La prima indicazione della ricerca riguarda il livello di conoscenza delle possibilità di profilazione offerte dalla rete, vale a dire cookie, indirizzi IP o Google Dashboard. Il 63,3% degli utenti censiti è in tal senso perfettamente consapevole del fatto che il Web può essere in grado di rintracciare il link cliccato per arrivare su un determinato sito, il 62% sa che la Rete può sapere il Paese in cui ci si trova o ancora il 59,7% è consapevole che può essere riconosciuto il modello di browser utilizzato.

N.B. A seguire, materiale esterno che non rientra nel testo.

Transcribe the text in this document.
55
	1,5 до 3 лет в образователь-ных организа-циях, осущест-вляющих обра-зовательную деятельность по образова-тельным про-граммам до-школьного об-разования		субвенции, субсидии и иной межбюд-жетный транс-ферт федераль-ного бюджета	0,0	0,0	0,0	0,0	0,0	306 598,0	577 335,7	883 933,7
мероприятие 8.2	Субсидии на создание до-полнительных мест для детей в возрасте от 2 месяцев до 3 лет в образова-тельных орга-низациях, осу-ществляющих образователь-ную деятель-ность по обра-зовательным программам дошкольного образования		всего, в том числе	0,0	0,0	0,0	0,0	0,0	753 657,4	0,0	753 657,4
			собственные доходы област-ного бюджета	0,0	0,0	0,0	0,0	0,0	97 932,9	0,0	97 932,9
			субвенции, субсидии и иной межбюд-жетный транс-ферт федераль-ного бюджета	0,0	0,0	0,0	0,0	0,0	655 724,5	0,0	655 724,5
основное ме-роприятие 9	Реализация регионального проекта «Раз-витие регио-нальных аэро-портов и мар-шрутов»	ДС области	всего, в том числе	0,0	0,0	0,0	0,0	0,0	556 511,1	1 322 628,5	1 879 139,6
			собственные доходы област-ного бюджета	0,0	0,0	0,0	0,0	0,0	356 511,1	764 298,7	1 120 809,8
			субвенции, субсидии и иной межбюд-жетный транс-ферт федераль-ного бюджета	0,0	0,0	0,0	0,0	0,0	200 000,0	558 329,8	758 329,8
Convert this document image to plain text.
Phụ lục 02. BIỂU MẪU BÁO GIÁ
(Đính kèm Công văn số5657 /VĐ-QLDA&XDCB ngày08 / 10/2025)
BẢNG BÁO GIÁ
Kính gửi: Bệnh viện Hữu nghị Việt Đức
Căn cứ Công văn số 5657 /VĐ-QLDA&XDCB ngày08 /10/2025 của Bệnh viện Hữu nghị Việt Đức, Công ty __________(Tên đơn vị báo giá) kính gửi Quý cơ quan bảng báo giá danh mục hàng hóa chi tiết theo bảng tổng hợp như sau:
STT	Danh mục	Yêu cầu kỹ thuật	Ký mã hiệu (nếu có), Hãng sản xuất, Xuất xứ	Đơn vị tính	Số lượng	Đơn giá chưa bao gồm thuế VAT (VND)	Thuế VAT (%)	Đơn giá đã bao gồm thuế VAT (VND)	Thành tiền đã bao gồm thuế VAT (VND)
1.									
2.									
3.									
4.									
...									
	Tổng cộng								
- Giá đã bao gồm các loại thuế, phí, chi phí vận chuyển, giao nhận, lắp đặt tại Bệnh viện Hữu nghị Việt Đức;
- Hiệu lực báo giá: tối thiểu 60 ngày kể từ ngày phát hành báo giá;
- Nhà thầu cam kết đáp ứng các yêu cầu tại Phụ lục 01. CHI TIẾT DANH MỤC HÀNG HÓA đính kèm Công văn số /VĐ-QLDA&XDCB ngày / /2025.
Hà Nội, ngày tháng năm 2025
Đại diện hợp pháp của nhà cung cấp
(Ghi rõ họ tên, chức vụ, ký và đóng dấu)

"Internet ha dato ancora più potere di scambio al consumatore"
In generale gli utenti sembrano dividersi in tre principali gruppi: quelli “evoluti”, pari al 22%; quelli con una conoscenza media, nel 42% dei casi; e quelli con una scarsa conoscenza, pari al 37%. I primi sono in misura maggiore uomini dai 35 ai 44 anni. Dopo i 45 anni la loro concentrazione diminuisce e aumenta quella di utenti medi (tra i 45 e i 54 anni) e utenti base (over 54). Gli utenti “evoluti”, rispetto ai meno esperti, risultano inoltre più preoccupati per la propria privacy su aspetti come geolocalizzazione, uso del cellulare, ricerche e navigazione sul Web, sono consci del rischio del tracciamento e, soprattutto, sono allo stesso tempo consapevoli del fatto che questi rischi esistono anche nel mondo fisico e non sono quindi disposti a rinunciare ai benefici che la Rete fornisce.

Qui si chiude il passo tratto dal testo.